"Non mi sono fatta una ragione, non ho ancora capito come funzionino i mezzi di comunicazione".
Questa è la risposta che Annamaria Franzoni dà a Silvia Toffanin che le chiede, nell'intervista che andrà in onda domani a Verissimo, se la ragione per cui non tutta l'opinione pubblica sia pronta a schierarsi dalla sua parte non sia da ricercarsi nella sua eccessiva esposizione mediatica.
In studio il marito Stefano Lorenzi e in collegamento telefonico la signora Franzoni, la coppia racconta la sua versione dei fatti che ora è anche affidata alle pagine del libro scritto dalla stessa Franzoni dal titolo "La verità".
Silvia Toffanin chiede alla signora Franzoni se ha mai letto le perizie psichiatriche che la riguardano:
"Non m'interessano più di tanto e mi dà sofferenza leggere tante falsità....fatta passare per pazza per uno o due minuti, e che prima e dopo quei minuti ero sana, e in mezzo c'è l'omicidio di mio figlio....è una sofferenza".
Nel libro, per la prima volta, Annamaria Franzoni racconta dell'incontro che Sammy ebbe, nell'estate del 2001 con Papa Giovanni Paolo II, in visita in Val D'Aosta. In quella occasione il Papa prese in braccio e accarezzò il piccolo.
Alla domanda se per caso abbia dato un significato particolare all'avvenimento, se lo abbia interpretato come un segno, la signora Franzoni, risponde:
"Significati no....è un gran bel ricordo...lo prese in braccio, lo accarezzò. Ora è un angelo che è volato in cielo con il papa".
La gente si chiederà quale ragione abbia spinto Annamaria Franzoni a scrivere e, in qualche modo a rivivere, questa terribile vicenda:
"non c'è un motivo preciso, ho ritenuto di fare questo libro per dire la verità su quella mattina...per rispetto a Samuele, dire come è andata la cosa".

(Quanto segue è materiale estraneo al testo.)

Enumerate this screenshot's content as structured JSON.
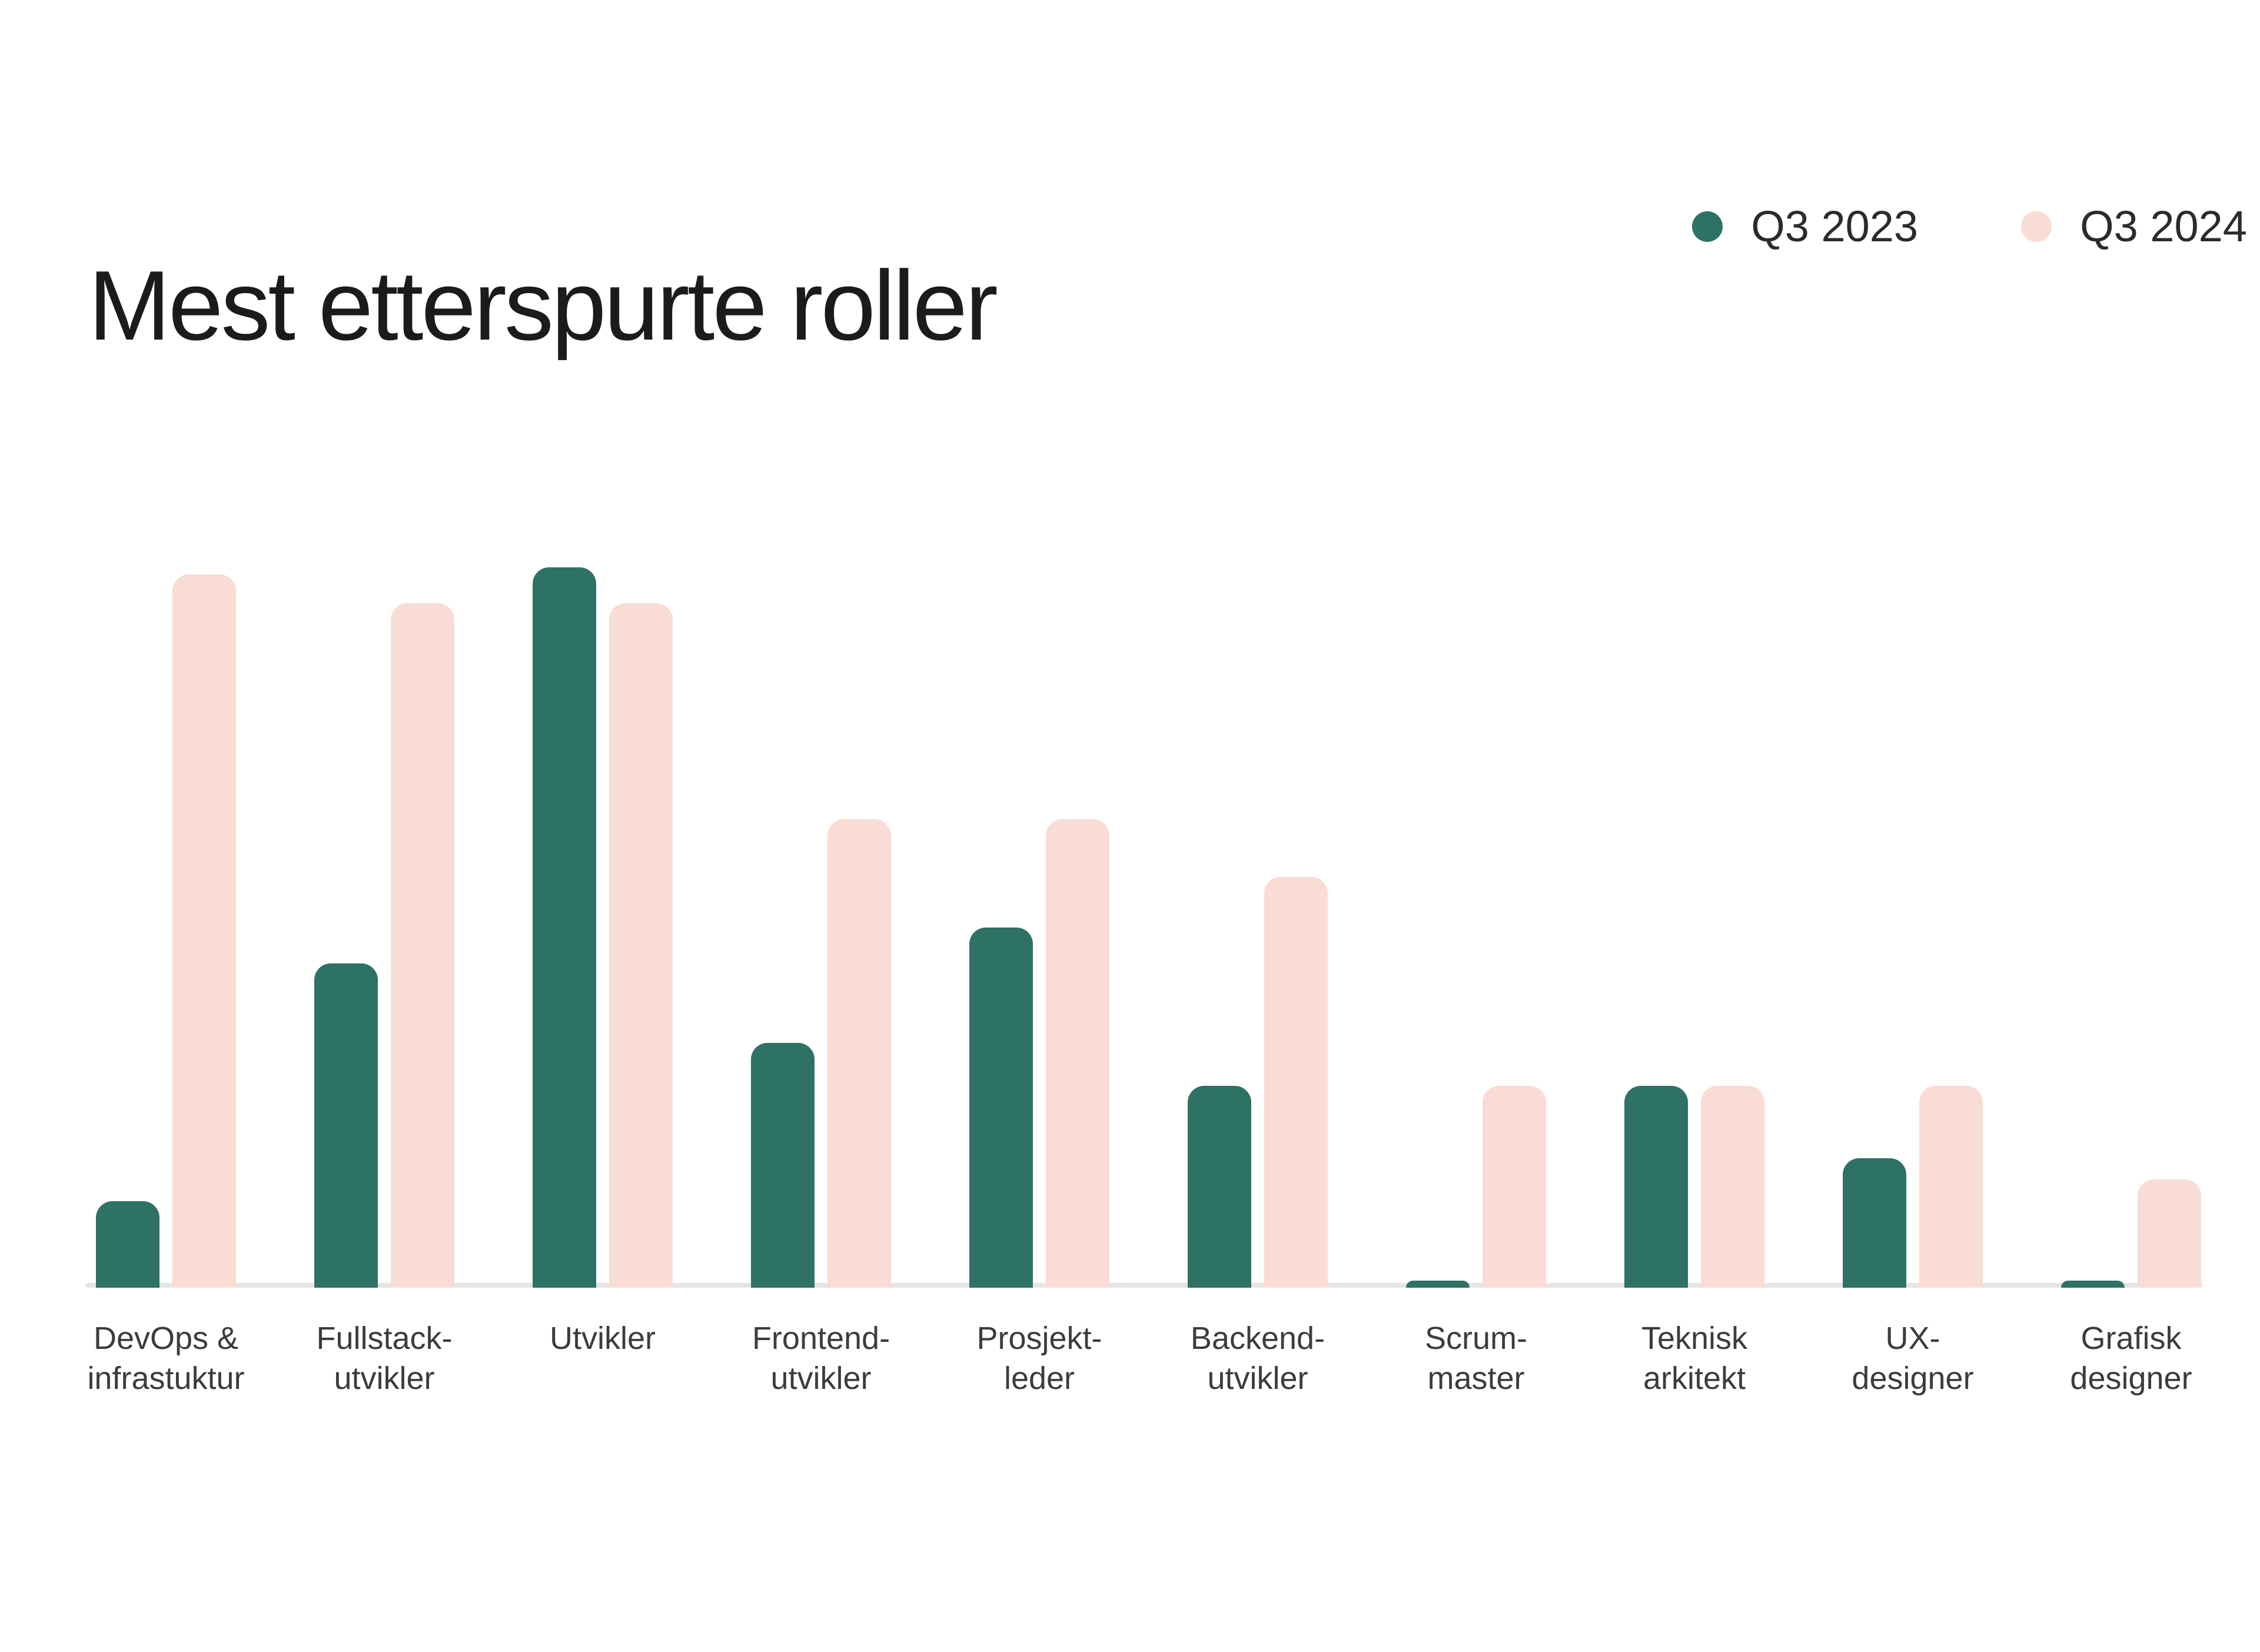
{
  "chart_data": {
    "type": "bar",
    "title": "Mest etterspurte roller",
    "categories": [
      "DevOps &\ninfrastuktur",
      "Fullstack-\nutvikler",
      "Utvikler",
      "Frontend-\nutvikler",
      "Prosjekt-\nleder",
      "Backend-\nutvikler",
      "Scrum-\nmaster",
      "Teknisk\narkitekt",
      "UX-\ndesigner",
      "Grafisk\ndesigner"
    ],
    "series": [
      {
        "name": "Q3 2023",
        "color": "#2E7165",
        "values": [
          12,
          45,
          100,
          34,
          50,
          28,
          1,
          28,
          18,
          1
        ]
      },
      {
        "name": "Q3 2024",
        "color": "#F9DCD4",
        "values": [
          99,
          95,
          95,
          65,
          65,
          57,
          28,
          28,
          28,
          15
        ]
      }
    ],
    "ylim": [
      0,
      100
    ],
    "value_unit": "relative height, % of tallest bar (no y-axis shown in source)",
    "grid": false,
    "y_axis_shown": false,
    "legend_position": "top-right"
  },
  "legend": [
    {
      "label": "Q3 2023",
      "color": "#2E7165"
    },
    {
      "label": "Q3 2024",
      "color": "#F9DCD4"
    }
  ],
  "colors": {
    "background": "#FFFFFF",
    "title_text": "#1B1B1B",
    "label_text": "#3C3C3C",
    "legend_text": "#2B2B2B",
    "axis_line": "#E5E5E5",
    "series_2023": "#2E7165",
    "series_2024": "#F9DCD4"
  }
}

Annamaria Franzoni confessa di aver sognato, qualche giorno fa, il piccolo Samuele e dice "era sereno, allegro".
Il marito Stefano Lorenzi, da sempre al fianco della moglie, non ha alcun dubbio sulla sua innocenza e dichiara:
"Non la credo innocente perché sono plagiato o vittima delle pressioni di mia moglie. Se qualcuno mi facesse vedere un elemento contro di lei non esiterei a ragionarne con gli inquirenti".